Relative Sort Array in Python

Suppose we have two arrays arr1 and arr2, where elements of arr2 are unique, and all elements in arr2 are also present in arr1. We need to sort the elements of arr1 such that the relative ordering of items follows the sequence in arr2. Elements not present in arr2 should be placed at the end in ascending order.

For example, if arr1 is [2,3,1,3,2,4,6,7,9,2,19] and arr2 is [2,1,4,3,9,6], the result will be [2,2,2,1,4,3,3,9,6,7,19].

Algorithm

To solve this, we follow these steps −

• Create a frequency map to count occurrences of each element in arr1
• Define two arrays: res (result) and temp (for remaining elements)
• For each element in arr2, add it to res based on its frequency in arr1
• Collect remaining elements (not in arr2) in temp
• Sort temp and append to res

Implementation

class Solution:
    def relativeSortArray(self, arr1, arr2):
        # Create frequency map for arr1
        freq_map = {}
        for num in arr1:
            freq_map[num] = freq_map.get(num, 0) + 1
        
        result = []
        remaining = []
        
        # Add elements in order of arr2
        for num in arr2:
            for _ in range(freq_map[num]):
                result.append(num)
            freq_map[num] = 0
        
        # Collect remaining elements not in arr2
        for num, count in freq_map.items():
            if count > 0:
                for _ in range(count):
                    remaining.append(num)
        
        # Sort remaining elements and add to result
        remaining.sort()
        result.extend(remaining)
        
        return result

# Test the solution
solution = Solution()
arr1 = [2, 3, 1, 3, 2, 4, 6, 7, 9, 2, 19]
arr2 = [2, 1, 4, 3, 9, 6]
print(solution.relativeSortArray(arr1, arr2))

[2, 2, 2, 1, 4, 3, 3, 9, 6, 7, 19]

Alternative Approach Using Counter

We can simplify the frequency counting using Python's Counter from the collections module ?

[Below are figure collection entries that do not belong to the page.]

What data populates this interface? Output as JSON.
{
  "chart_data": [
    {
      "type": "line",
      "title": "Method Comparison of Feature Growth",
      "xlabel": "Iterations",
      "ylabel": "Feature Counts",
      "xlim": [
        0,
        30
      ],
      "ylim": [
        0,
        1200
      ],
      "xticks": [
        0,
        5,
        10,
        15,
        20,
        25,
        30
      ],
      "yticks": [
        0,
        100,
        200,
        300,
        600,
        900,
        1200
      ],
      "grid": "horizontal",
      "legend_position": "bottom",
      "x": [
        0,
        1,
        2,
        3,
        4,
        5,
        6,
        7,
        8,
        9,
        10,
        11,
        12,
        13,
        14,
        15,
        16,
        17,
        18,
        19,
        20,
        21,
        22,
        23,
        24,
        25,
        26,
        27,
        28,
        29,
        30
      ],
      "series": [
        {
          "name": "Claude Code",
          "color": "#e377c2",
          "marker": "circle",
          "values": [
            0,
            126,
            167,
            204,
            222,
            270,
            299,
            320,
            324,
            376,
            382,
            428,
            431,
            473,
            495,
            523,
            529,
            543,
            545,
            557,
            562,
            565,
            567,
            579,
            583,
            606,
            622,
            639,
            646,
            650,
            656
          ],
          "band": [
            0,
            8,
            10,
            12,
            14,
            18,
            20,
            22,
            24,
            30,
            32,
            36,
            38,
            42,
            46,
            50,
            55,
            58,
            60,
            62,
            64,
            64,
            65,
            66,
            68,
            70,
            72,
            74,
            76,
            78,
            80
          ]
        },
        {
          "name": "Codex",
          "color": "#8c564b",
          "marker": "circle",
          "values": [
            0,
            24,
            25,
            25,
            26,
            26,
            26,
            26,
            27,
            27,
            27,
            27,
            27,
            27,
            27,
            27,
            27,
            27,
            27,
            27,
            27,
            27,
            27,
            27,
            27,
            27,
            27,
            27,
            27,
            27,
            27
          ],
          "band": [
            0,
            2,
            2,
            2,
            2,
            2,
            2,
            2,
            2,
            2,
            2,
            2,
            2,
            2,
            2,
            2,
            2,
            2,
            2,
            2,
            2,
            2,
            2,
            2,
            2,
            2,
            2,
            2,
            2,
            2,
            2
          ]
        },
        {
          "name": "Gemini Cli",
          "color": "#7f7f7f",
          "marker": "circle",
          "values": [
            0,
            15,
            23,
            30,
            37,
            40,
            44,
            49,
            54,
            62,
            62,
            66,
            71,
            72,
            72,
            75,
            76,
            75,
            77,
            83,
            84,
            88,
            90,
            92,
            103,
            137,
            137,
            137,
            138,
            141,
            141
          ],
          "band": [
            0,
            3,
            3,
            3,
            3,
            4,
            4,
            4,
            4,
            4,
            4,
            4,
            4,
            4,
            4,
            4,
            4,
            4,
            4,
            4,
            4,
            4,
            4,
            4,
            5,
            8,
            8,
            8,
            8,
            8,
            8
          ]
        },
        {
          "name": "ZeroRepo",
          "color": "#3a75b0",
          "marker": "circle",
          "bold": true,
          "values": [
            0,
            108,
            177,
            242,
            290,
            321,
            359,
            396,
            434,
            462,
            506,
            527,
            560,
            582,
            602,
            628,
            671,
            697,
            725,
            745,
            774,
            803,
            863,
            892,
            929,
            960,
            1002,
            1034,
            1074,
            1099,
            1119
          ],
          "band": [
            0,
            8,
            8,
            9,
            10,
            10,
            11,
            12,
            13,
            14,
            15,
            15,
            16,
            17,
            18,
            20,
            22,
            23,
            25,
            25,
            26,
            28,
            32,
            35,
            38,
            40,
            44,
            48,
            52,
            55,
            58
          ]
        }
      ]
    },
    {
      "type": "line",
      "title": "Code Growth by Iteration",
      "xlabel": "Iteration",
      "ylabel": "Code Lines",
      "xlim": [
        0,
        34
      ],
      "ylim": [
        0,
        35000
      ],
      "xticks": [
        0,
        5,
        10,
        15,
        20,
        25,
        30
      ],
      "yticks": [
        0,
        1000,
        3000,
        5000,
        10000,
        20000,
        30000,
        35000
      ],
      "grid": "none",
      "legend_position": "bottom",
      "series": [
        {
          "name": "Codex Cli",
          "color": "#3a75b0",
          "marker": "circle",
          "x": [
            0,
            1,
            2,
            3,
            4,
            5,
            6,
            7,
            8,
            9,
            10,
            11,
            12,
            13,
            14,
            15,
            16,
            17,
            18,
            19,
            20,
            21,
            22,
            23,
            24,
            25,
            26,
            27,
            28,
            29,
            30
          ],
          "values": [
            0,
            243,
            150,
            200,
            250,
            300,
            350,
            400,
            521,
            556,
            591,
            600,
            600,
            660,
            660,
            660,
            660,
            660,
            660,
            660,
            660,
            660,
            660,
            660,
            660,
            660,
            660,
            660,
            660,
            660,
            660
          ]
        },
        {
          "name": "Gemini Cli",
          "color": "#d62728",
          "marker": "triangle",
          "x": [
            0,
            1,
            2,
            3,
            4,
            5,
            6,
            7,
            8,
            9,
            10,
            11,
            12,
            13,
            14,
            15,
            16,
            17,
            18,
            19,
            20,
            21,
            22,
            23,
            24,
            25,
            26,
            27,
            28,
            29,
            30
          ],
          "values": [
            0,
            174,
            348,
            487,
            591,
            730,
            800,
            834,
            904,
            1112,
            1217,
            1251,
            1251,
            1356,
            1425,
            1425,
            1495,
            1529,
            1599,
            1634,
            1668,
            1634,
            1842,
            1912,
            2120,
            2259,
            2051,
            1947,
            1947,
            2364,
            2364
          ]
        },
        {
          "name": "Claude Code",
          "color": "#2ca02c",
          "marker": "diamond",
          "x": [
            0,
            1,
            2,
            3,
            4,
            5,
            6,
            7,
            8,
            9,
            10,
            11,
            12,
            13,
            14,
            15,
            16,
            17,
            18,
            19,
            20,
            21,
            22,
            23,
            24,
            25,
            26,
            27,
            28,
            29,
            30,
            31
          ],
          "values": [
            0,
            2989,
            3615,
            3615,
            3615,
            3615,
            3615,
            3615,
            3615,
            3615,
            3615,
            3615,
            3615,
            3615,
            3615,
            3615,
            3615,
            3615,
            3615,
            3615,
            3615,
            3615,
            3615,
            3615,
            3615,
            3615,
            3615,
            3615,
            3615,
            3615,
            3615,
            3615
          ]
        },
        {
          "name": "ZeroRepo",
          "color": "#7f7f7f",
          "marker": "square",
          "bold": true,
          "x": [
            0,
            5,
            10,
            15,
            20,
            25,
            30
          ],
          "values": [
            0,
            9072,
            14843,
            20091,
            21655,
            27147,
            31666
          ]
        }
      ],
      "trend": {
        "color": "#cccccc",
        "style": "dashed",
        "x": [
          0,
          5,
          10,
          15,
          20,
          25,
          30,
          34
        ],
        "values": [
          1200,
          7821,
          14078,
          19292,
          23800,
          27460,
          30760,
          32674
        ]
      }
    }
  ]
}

from collections import Counter

def relativeSortArray(arr1, arr2):
    # Count frequencies
    counter = Counter(arr1)
    result = []
    
    # Add elements in arr2 order
    for num in arr2:
        result.extend([num] * counter[num])
        del counter[num]
    
    # Add remaining elements in sorted order
    for num in sorted(counter.keys()):
        result.extend([num] * counter[num])
    
    return result

# Test the function
arr1 = [2, 3, 1, 3, 2, 4, 6, 7, 9, 2, 19]
arr2 = [2, 1, 4, 3, 9, 6]
print(relativeSortArray(arr1, arr2))

[2, 2, 2, 1, 4, 3, 3, 9, 6, 7, 19]

How It Works

The algorithm maintains the relative order by:

• Step 1: Counting frequency of each element in arr1
• Step 2: Processing elements in the order they appear in arr2
• Step 3: Adding remaining elements in ascending order

Time Complexity

The time complexity is O(n log n) where n is the length of arr1, due to sorting the remaining elements. The space complexity is O(n) for storing the frequency map and result array.

Conclusion

The relative sort array problem is efficiently solved using frequency mapping and custom ordering. The Counter approach provides cleaner code while maintaining the same time complexity.